14 Şubat 2012 Salı

Sokak Lambası

Son anda sağa doğru eğilerek tam suratına gelen kırmızı toptan kurtuldu. Onca dalgınlığa rağmen hızla yaklaşan bir karaltıyı fark edip gerekli refleksi göstermeyi başardığı için biraz şaşkındı. Etrafına dikkatlice baktığında bir mahalle maçının tam ortasında olduğunu anladı. İki taşın arasında öylece ayakta duruyordu. "İki taş?" diye düşündü. "Elbette ya! Kale direkleri! Sokakta oynanan bir mahalle maçının iki önemli unsurundan birisi... Diğeri suratına yemekten son anda kurtulduğu toptu. Bir üçüncüsü yoktu zaten.

"Abi, valla sana atmadım, rüzgar yüzünden falso aldı top" diye koşarak gelen çocuğu dikkatlice süzdü. Karşılık vermedi. Çocuk, kafasını kaldırmış nefes nefese ona bakıyordu. Sessizlik bir süre devam etti.

Elini yavaşça çocuğun kafasına koyarak "Biliyorum. Zaten niye böyle bir şey yapasın ki? Asıl ben sizin oyununuzu böldüm" diyerek kenara çekildi.

Çocuk koşarak sokağın aşağısındaki arabanın altına giren topu almaya gitti. Arabanın altına girip topu çıkarmaya çalışmasını izlerken o yaşlarda kendisinin nasıl futbol oynadığını hatırlamaya çalıştı. "Abi valla sana atmadım" diyen çocuk topu almaya gittiğine göre, burada ve hala aynı kural geçerliydi. Sokak futbolunun adaleti sağlama yöntemlerinde birisi buydu işte: Atan alır... Yani her koyun kendi bacağından asılır.
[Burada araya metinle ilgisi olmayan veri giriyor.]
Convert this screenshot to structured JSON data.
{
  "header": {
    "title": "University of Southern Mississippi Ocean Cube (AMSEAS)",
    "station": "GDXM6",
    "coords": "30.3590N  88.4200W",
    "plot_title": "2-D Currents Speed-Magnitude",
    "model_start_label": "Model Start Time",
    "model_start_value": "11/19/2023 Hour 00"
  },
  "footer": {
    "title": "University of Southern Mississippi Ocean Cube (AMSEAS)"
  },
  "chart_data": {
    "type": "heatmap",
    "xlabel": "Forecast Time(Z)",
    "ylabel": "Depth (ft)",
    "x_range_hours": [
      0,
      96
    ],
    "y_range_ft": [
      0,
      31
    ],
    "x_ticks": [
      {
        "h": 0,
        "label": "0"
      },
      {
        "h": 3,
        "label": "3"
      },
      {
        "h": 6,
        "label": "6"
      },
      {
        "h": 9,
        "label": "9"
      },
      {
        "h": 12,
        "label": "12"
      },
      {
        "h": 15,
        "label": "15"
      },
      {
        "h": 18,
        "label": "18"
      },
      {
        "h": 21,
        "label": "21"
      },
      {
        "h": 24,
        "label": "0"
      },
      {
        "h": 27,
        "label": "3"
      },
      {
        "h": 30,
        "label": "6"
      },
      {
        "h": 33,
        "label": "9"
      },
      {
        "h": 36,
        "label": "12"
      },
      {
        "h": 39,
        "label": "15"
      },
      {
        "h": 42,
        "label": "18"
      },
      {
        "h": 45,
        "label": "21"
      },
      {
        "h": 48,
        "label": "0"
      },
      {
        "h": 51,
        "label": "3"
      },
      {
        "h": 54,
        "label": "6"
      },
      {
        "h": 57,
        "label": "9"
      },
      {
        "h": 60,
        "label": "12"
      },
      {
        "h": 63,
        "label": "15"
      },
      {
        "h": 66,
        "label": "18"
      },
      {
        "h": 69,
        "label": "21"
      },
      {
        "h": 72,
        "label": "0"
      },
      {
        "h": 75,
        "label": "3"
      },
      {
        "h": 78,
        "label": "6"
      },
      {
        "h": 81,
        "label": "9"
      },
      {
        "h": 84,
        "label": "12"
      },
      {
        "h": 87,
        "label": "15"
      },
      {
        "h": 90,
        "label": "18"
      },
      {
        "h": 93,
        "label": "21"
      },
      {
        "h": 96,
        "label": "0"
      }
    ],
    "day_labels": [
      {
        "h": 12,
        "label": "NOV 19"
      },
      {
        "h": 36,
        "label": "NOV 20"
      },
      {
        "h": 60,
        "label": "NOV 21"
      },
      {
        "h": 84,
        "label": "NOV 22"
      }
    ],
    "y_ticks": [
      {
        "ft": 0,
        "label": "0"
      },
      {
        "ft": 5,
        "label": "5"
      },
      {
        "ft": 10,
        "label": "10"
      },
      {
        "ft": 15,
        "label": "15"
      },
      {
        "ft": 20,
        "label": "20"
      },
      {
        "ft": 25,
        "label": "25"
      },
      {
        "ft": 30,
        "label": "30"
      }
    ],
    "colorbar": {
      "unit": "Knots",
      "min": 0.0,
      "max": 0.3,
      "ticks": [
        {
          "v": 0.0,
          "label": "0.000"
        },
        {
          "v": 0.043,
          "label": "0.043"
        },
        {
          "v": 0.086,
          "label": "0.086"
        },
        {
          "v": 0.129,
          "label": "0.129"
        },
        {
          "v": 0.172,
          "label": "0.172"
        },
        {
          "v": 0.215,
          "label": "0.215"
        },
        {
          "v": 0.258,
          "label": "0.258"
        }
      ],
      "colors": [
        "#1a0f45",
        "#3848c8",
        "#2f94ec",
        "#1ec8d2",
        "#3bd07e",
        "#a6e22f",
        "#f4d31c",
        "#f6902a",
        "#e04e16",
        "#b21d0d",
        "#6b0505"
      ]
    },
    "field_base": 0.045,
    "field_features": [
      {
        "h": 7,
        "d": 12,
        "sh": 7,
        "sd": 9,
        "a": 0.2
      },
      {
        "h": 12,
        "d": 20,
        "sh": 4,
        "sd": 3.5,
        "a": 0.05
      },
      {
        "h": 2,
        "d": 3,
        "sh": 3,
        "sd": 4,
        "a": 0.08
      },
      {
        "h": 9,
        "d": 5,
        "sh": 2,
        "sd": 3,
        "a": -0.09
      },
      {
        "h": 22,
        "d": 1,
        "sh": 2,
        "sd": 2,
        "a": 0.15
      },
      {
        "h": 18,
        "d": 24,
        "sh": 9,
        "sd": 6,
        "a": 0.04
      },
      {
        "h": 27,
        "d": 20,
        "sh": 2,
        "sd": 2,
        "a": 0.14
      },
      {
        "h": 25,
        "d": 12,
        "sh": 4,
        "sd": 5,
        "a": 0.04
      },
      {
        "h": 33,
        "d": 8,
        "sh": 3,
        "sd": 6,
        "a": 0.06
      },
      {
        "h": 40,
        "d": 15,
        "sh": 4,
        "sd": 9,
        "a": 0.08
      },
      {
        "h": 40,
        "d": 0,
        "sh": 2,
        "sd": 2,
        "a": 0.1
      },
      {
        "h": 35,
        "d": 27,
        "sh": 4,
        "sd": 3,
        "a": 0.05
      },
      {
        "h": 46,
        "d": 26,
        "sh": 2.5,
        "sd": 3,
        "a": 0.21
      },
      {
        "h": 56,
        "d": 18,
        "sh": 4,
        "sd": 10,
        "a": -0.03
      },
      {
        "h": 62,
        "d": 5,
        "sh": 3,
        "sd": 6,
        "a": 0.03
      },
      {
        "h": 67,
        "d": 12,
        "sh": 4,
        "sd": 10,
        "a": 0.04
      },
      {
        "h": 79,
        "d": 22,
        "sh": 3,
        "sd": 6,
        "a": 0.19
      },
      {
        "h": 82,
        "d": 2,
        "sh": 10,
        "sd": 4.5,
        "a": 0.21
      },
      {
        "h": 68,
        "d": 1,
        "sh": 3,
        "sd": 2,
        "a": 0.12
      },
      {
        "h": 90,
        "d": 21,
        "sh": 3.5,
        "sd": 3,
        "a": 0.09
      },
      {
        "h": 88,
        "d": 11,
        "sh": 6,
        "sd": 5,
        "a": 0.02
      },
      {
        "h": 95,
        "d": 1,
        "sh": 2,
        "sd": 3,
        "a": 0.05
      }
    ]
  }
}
Bu şekilde ve biraz da dalgın, atanın topu almaya çalışmasını izlerken yandaki apartmanın giriş katındaki dairenin açık penceresinden ince bir çığlık sokağa düştü. Bir anda sokaktaki tüm sesler kesildi, herkes olduğu yerde kalakaldı. Kaldırımdan inmeye hazırlanan kedi bile bir patisi havadayken durup kulaklarını dikti. Belli ki evde ilginç ve korkunç bir şeyler oluyordu. Sokağa dönen arabanın farının aydınlattığı evin pencereden görünen kısmında bir genç kadın silueti belirdi.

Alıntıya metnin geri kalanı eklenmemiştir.